Frederic R. Hopp

About • Research • CV

Data Science & Cloud Computing

The majority of my research centres around large, unstructured data in text (e.g., news articles, tweets, movie scripts), audiovisual (e.g., serial narratives, movies) and brain imaging (fMRI) format. To process, wrangle, and analyze these data structures, I am drawing on a combination of various data scientific techniques.

NoSQL

I am maintaining a Eucalyptus cloud-computing cluster that serves as a backend for a distributed Apache Cassandra database. Distributed databases inherit several advantages over traditional, relational database management systems (RDBMS) such as higher spatio-temporal scalability. This database currently stores and preprocesses data from the Global Database of Events, Language, and Tone (GDELT). Furthermore, this database serves as the foundation for the interface for Communication Research (iCoRe), an easy-to-use Application Programming Interface (API) that is under active development in the Media Neuroscience Lab. iCoRe’s aim is to make GDELT’s massive data more accessible to researchers with limited computational and analysis capabilities.

Natural Language Processing

My research draws heavily on various natural language processing (NLP) techniques to automatically content-analyze large quantities of textual data.

Python & R

The majority of NLP tasks are executed in Python by utilizing common text-processing libraries such as the Natural Language Toolkit (NLTK), spaCy, and sci-kit learn. Over the course of my research, I have developed numerous text processing and analysis pipelines that span standard protocols such as tokenization, named-entity recognition, part-of-speech tagging, and dependency parsing to more advanced analysis encompassing moral sentiment classification. Statistical analyses are mostly conducted in Python, although R is occasionally consulted for more complex statistical modeling.

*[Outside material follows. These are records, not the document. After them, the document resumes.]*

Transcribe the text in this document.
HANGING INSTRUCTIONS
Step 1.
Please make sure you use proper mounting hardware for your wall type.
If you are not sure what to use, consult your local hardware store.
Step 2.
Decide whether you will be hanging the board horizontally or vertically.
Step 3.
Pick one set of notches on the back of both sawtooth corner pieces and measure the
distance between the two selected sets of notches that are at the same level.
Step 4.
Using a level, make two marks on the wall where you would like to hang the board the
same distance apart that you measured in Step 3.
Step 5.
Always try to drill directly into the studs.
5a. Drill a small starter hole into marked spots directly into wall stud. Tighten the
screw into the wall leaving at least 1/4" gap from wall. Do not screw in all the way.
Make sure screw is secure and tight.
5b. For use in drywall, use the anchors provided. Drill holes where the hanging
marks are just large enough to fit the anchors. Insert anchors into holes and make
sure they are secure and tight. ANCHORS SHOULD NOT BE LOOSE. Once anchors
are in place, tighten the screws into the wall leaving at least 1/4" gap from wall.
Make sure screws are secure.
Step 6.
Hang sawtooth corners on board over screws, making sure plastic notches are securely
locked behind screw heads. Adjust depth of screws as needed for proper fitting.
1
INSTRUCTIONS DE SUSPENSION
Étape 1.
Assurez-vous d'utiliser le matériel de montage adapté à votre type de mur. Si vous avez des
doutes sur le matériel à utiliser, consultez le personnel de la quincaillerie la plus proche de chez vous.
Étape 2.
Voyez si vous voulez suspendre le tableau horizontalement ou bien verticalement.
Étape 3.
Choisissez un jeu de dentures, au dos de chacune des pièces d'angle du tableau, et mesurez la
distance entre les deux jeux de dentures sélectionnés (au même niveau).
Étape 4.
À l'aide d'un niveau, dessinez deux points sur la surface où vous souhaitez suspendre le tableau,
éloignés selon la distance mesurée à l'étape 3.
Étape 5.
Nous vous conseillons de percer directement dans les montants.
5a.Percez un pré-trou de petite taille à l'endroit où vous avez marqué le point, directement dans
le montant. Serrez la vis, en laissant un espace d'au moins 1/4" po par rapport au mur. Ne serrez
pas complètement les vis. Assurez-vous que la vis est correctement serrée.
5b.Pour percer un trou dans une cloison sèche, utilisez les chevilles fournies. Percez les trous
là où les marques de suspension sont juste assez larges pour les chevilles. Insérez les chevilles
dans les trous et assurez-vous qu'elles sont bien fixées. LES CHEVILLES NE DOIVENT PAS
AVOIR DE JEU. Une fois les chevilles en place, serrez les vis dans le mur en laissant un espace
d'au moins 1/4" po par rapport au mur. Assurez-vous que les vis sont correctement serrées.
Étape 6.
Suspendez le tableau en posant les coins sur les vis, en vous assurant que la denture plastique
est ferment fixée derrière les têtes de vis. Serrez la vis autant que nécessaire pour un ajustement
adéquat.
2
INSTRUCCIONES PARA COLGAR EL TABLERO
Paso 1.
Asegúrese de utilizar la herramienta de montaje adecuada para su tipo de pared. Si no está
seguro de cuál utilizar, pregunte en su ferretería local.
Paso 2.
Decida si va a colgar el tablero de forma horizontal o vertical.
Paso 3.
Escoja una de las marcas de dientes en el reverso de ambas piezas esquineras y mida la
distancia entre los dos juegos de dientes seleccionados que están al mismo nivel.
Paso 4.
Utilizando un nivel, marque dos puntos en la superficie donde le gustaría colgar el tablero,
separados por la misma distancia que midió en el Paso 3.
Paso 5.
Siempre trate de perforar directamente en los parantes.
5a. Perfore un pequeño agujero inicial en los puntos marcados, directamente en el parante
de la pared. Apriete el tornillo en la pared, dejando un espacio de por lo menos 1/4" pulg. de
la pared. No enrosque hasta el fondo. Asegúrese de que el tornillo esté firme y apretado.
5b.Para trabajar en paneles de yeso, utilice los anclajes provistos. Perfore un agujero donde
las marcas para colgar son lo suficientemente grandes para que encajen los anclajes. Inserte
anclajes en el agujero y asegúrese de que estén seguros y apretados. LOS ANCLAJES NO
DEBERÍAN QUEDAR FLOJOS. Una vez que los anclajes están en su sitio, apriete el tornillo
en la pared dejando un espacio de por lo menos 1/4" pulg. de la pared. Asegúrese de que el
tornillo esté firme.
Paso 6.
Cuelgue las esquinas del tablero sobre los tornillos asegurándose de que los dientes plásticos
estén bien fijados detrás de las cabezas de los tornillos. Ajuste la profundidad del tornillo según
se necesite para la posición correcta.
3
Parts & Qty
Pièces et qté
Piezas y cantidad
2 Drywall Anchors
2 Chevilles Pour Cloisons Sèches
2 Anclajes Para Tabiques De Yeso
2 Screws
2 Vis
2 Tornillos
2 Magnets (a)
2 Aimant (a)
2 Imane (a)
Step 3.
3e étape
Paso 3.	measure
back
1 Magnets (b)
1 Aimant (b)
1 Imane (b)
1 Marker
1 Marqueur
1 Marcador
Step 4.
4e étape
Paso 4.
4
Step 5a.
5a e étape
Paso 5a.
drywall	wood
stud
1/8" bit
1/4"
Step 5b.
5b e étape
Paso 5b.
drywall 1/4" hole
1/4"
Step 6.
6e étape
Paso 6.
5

The Moral Narrative Analyzer (MoNA)

The Moral Narrative Analyzer (MoNA) is an online crowd-coding and analysis platform that we have developed in the Media Neuroscience Lab. Relying on a django backend, MoNA draws on a hybrid content analytical approach in which NLP and human annotations are combined to extract the latent moral information that permeates textual narratives, such as news articles, movie scripts, and tweets. In a recent study, we used MoNA to collect over 60,000 human annotations of news documents to construct an extended Moral Foundations Dictionary (Hopp et al., 2020).

High Performance Computing and Neuroimaging

Distributed Workflows

In order to process and analyze fMRI datasets, I am maintaining a multi-cluster architecture that spans both physical as well as cloud instances. By relying on SLURM, I harness distributed, concurrent pipelines to organize (see HeuDiConv), pre-process (see fMRIprep), and analyze (see Nipype and BrainIAK) brain imaging data. Researchers interested in harnessing these resources are encouraged to reach out.

Theoretical Knowledge

The majority of my research is theoretically grounded in moral psychology, spanning social, cognitive, and neuroscientific perspectives. Herein, Moral Foundations Theory (MFT) serves as the main theoretical framework that guides my research on moral decision making, moral information processing, and morally-driven behavior. Recently, I have also started to integrate the Morality as Cooperation (MaC, Curry, 2014) framework into my research.

Media Psychology

Several of my published articles utilize theories and models that explicate how humans process psychologically relevant media content. For example, I draw heavily on the Model of Intuitive Morality and Exemplars (MIME; Tamborini, 2011, 2013) to examine how morally-relevant message cues give rise to affective, cognitive, and behavioral media effects, including the sharing of online news articles and narrative enjoyment.